Last Updated on 08/10/2021 09:16 by Carlos Silva

“Porto Santo não é só praia!” – afirmava há tempos um conhecido fotógrafo madeirense.
Miguel Moniz legendava assim uma soberba fotografia da família que, por cenário, tinha a – não menos soberba – imagem da Levada do Pico do Castelo.
Senhora de uma paisagem com uma beleza singular, a Levada do Pico do Castelo proporciona uma panorâmica tanto sobre o planalto central da Ilha e mais longe os Picos do Espigão e de Ana Ferreira, como da extensa linha amarela da praia, ou, na costa noroeste, o mar sem fim. Nas costas do observador, o icónico monte ergue-se, imponente, aos 437 metros de altitude. Este enquadramento fabuloso torna o espaço único; um “Pico Sagrado”, como carinhosamente lhe chama o Professor José Campinho.
Redescoberta em tempos de pandemia por muitos porto-santenses, como espaço de Liberdade e Refúgio, a Levada do Pico do Castelo estende-se, atualmente, ao longo de 3,1 Km, entre a Ribeira do Zimbral, a 160 metros de altitude e o Sítio da Camacha, a uma cota de 120 metros. Uma linha sinuosa, ao longo da encosta do Pico e que integra, por outro lado, uma obra de engenharia muito, muito maior.
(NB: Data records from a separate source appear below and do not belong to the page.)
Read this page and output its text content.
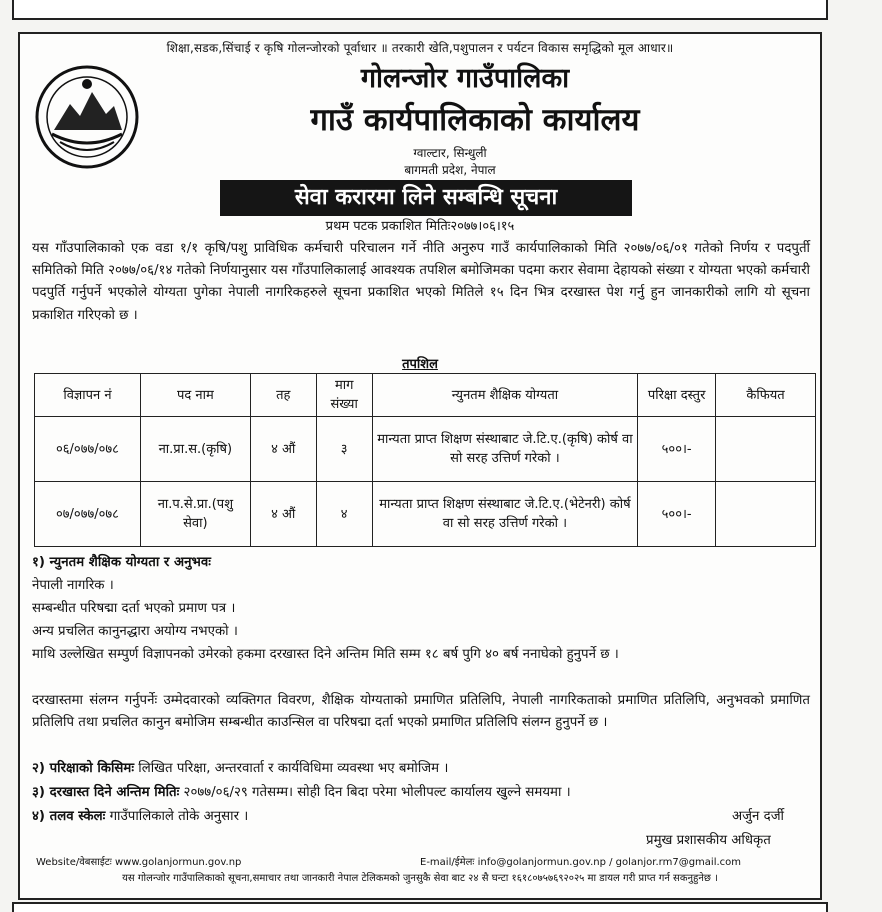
शिक्षा,सडक,सिंचाई र कृषि गोलन्जोरको पूर्वाधार ॥ तरकारी खेति,पशुपालन र पर्यटन विकास समृद्धिको मूल आधार॥
गोलन्जोर गाउँपालिका
गाउँ कार्यपालिकाको कार्यालय
ग्वाल्टार, सिन्धुली
बागमती प्रदेश, नेपाल
सेवा करारमा लिने सम्बन्धि सूचना
प्रथम पटक प्रकाशित मितिः२०७७।०६।१५
यस गाँउपालिकाको एक वडा १/१ कृषि/पशु प्राविधिक कर्मचारी परिचालन गर्ने नीति अनुरुप गाउँ कार्यपालिकाको मिति २०७७/०६/०१ गतेको निर्णय र पदपुर्ती समितिको मिति २०७७/०६/१४ गतेको निर्णयानुसार यस गाँउपालिकालाई आवश्यक तपशिल बमोजिमका पदमा करार सेवामा देहायको संख्या र योग्यता भएको कर्मचारी पदपुर्ति गर्नुपर्ने भएकोले योग्यता पुगेका नेपाली नागरिकहरुले सूचना प्रकाशित भएको मितिले १५ दिन भित्र दरखास्त पेश गर्नु हुन जानकारीको लागि यो सूचना प्रकाशित गरिएको छ ।
तपशिल
विज्ञापन नं	पद नाम	तह	माग संख्या	न्युनतम शैक्षिक योग्यता	परिक्षा दस्तुर	कैफियत
०६/०७७/०७८	ना.प्रा.स.(कृषि)	४ औं	३	मान्यता प्राप्त शिक्षण संस्थाबाट जे.टि.ए.(कृषि) कोर्ष वा सो सरह उत्तिर्ण गरेको ।	५००।-	
०७/०७७/०७८	ना.प.से.प्रा.(पशु सेवा)	४ औं	४	मान्यता प्राप्त शिक्षण संस्थाबाट जे.टि.ए.(भेटेनरी) कोर्ष वा सो सरह उत्तिर्ण गरेको ।	५००।-	
१) न्युनतम शैक्षिक योग्यता र अनुभवः
नेपाली नागरिक ।
सम्बन्धीत परिषद्मा दर्ता भएको प्रमाण पत्र ।
अन्य प्रचलित कानुनद्धारा अयोग्य नभएको ।
माथि उल्लेखित सम्पुर्ण विज्ञापनको उमेरको हकमा दरखास्त दिने अन्तिम मिति सम्म १८ बर्ष पुगि ४० बर्ष ननाघेको हुनुपर्ने छ ।
दरखास्तमा संलग्न गर्नुपर्नेः उम्मेदवारको व्यक्तिगत विवरण, शैक्षिक योग्यताको प्रमाणित प्रतिलिपि, नेपाली नागरिकताको प्रमाणित प्रतिलिपि, अनुभवको प्रमाणित प्रतिलिपि तथा प्रचलित कानुन बमोजिम सम्बन्धीत काउन्सिल वा परिषद्मा दर्ता भएको प्रमाणित प्रतिलिपि संलग्न हुनुपर्ने छ ।
२) परिक्षाको किसिमः लिखित परिक्षा, अन्तरवार्ता र कार्यविधिमा व्यवस्था भए बमोजिम ।
३) दरखास्त दिने अन्तिम मितिः २०७७/०६/२९ गतेसम्म। सोही दिन बिदा परेमा भोलीपल्ट कार्यालय खुल्ने समयमा ।
४) तलव स्केलः गाउँपालिकाले तोके अनुसार ।	अर्जुन दर्जी
प्रमुख प्रशासकीय अधिकृत
Website/वेबसाईटः www.golanjormun.gov.np	E-mail/ईमेलः info@golanjormun.gov.np / golanjor.rm7@gmail.com
यस गोलन्जोर गाउँपालिकाको सूचना,समाचार तथा जानकारी नेपाल टेलिकमको जुनसुकै सेवा बाट २४ सै घन्टा १६१८०७५७६९२०२५ मा डायल गरी प्राप्त गर्न सकनुहुनेछ ।
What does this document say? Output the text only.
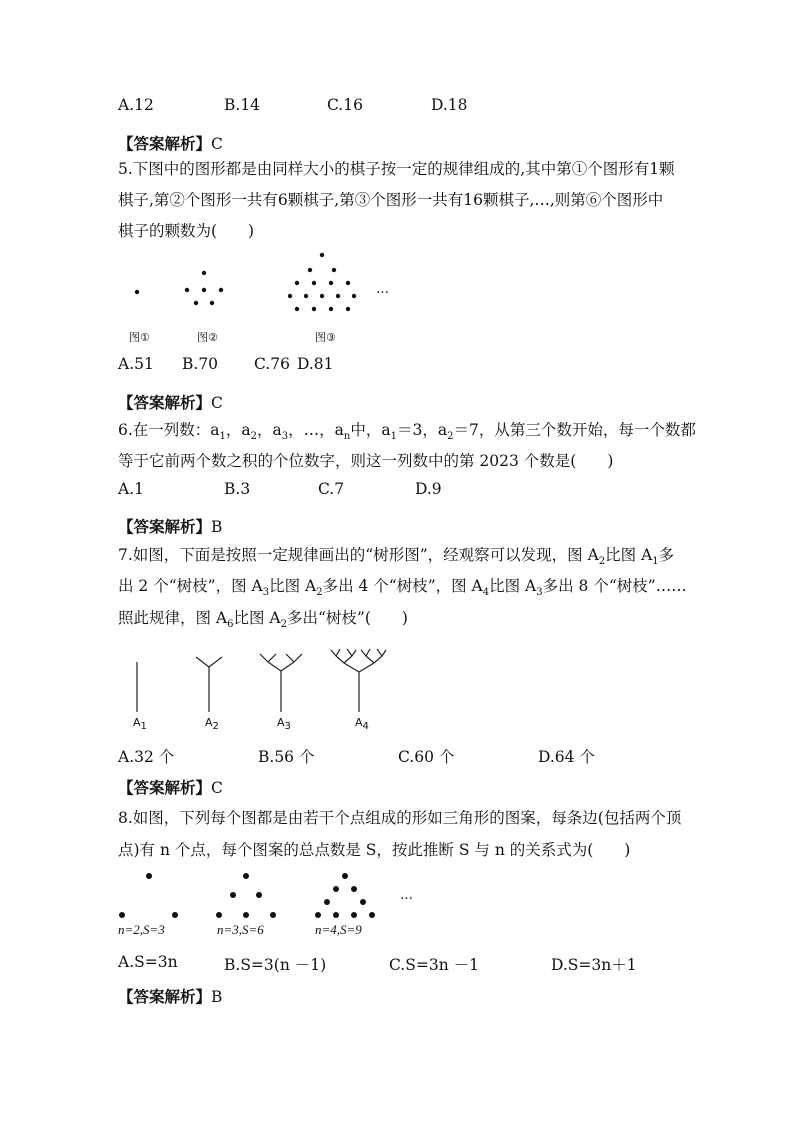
A.12	B.14	C.16	D.18
【答案解析】C
5.下图中的图形都是由同样大小的棋子按一定的规律组成的,其中第①个图形有1颗
棋子,第②个图形一共有6颗棋子,第③个图形一共有16颗棋子,…,则第⑥个图形中
棋子的颗数为(　　)
…
图①	图②	图③
A.51 B.70 C.76 D.81
【答案解析】C
6.在一列数：$a_1$，$a_2$，$a_3$，…，$a_n$中，$a_1=3$，$a_2=7$，从第三个数开始，每一个数都
等于它前两个数之积的个位数字，则这一列数中的第 2023 个数是(　　)
A.1	B.3	C.7	D.9
【答案解析】B
7.如图，下面是按照一定规律画出的“树形图”，经观察可以发现，图 $A_2$比图 $A_1$多
出 2 个“树枝”，图 $A_3$比图 $A_2$多出 4 个“树枝”，图 $A_4$比图 $A_3$多出 8 个“树枝”……
照此规律，图 $A_6$比图 $A_2$多出“树枝”(　　)
$A_1$	$A_2$	$A_3$	$A_4$
A.32 个	B.56 个	C.60 个	D.64 个
【答案解析】C
8.如图，下列每个图都是由若干个点组成的形如三角形的图案，每条边(包括两个顶
点)有 n 个点，每个图案的总点数是 S，按此推断 S 与 n 的关系式为(　　)
…
n=2,S=3	n=3,S=6	n=4,S=9
A.S=3n	B.S=3(n －1)	C.S=3n －1	D.S=3n＋1
【答案解析】B
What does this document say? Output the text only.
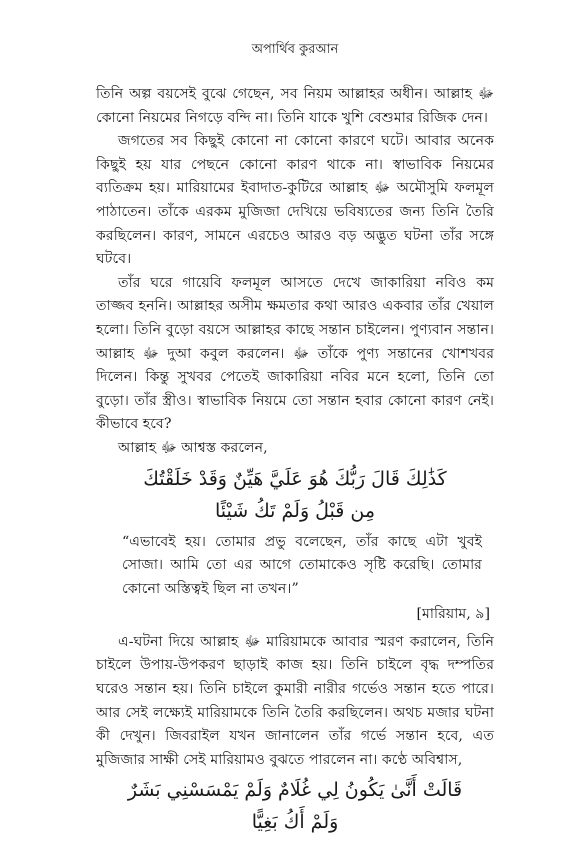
অপার্থিব কুরআন

তিনি অল্প বয়সেই বুঝে গেছেন, সব নিয়ম আল্লাহর অধীন। আল্লাহ ﷻ কোনো নিয়মের নিগড়ে বন্দি না। তিনি যাকে খুশি বেশুমার রিজিক দেন।

জগতের সব কিছুই কোনো না কোনো কারণে ঘটে। আবার অনেক কিছুই হয় যার পেছনে কোনো কারণ থাকে না। স্বাভাবিক নিয়মের ব্যতিক্রম হয়। মারিয়ামের ইবাদাত-কুটিরে আল্লাহ ﷻ অমৌসুমি ফলমূল পাঠাতেন। তাঁকে এরকম মুজিজা দেখিয়ে ভবিষ্যতের জন্য তিনি তৈরি করছিলেন। কারণ, সামনে এরচেও আরও বড় অদ্ভুত ঘটনা তাঁর সঙ্গে ঘটবে।

তাঁর ঘরে গায়েবি ফলমূল আসতে দেখে জাকারিয়া নবিও কম তাজ্জব হননি। আল্লাহর অসীম ক্ষমতার কথা আরও একবার তাঁর খেয়াল হলো। তিনি বুড়ো বয়সে আল্লাহর কাছে সন্তান চাইলেন। পুণ্যবান সন্তান। আল্লাহ ﷻ দুআ কবুল করলেন। ﷻ তাঁকে পুণ্য সন্তানের খোশখবর দিলেন। কিন্তু সুখবর পেতেই জাকারিয়া নবির মনে হলো, তিনি তো বুড়ো। তাঁর স্ত্রীও। স্বাভাবিক নিয়মে তো সন্তান হবার কোনো কারণ নেই। কীভাবে হবে?

আল্লাহ ﷻ আশ্বস্ত করলেন,

كَذَٰلِكَ قَالَ رَبُّكَ هُوَ عَلَيَّ هَيِّنٌ وَقَدْ خَلَقْتُكَ
مِن قَبْلُ وَلَمْ تَكُ شَيْئًا

“এভাবেই হয়। তোমার প্রভু বলেছেন, তাঁর কাছে এটা খুবই সোজা। আমি তো এর আগে তোমাকেও সৃষ্টি করেছি। তোমার কোনো অস্তিত্বই ছিল না তখন।”

[মারিয়াম, ৯]

এ-ঘটনা দিয়ে আল্লাহ ﷻ মারিয়ামকে আবার স্মরণ করালেন, তিনি চাইলে উপায়-উপকরণ ছাড়াই কাজ হয়। তিনি চাইলে বৃদ্ধ দম্পতির ঘরেও সন্তান হয়। তিনি চাইলে কুমারী নারীর গর্ভেও সন্তান হতে পারে। আর সেই লক্ষ্যেই মারিয়ামকে তিনি তৈরি করছিলেন। অথচ মজার ঘটনা কী দেখুন। জিবরাইল যখন জানালেন তাঁর গর্ভে সন্তান হবে, এত মুজিজার সাক্ষী সেই মারিয়ামও বুঝতে পারলেন না। কণ্ঠে অবিশ্বাস,

قَالَتْ أَنَّىٰ يَكُونُ لِي غُلَامٌ وَلَمْ يَمْسَسْنِي بَشَرٌ
وَلَمْ أَكُ بَغِيًّا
Na encosta do Pico do Castelo, inscrita em sangue, suor e muita pedra estende-se uma extensa teia de socalcos, muros de suporte, canais e tanques de retenção. Em torno da antiga chaminé vulcânica foi erguida, afinal, uma gigantesca obra de engenharia hidráulica e florestal pelos nossos antepassados.

Despido pela ação do Homem e da Natureza, o coberto vegetal do Pico do Castelo era, no início do século passado, praticamente inexistente, com grave prejuízo e perigo para a população residente no sopé. A simples utilização de lenha como combustível, nomeadamente na confecção dos alimentos, estava muito condicionada. Impulsionada por Schiappa de Azevedo, desde o início do século XX, a reflorestação do Pico viria a transformar a paisagem árida. Com recurso a plantas exóticas como o cedro ou o pinheiro-de-alepo e também nativas, nomeadamente o dragoeiro e a oliveira, paulatinamente, o solo nu deu lugar à mancha verde que hoje o carateriza. Uma tarefa hercúlea, que exigiu de centenas de trabalhadores, mais ou menos anónimos, um trabalho de preparação/armação dos solos, a construção de pequenos nichos para acolher cada uma das milhares de plantas, como forma de proteção dos ventos constantes e das inundações repentinas.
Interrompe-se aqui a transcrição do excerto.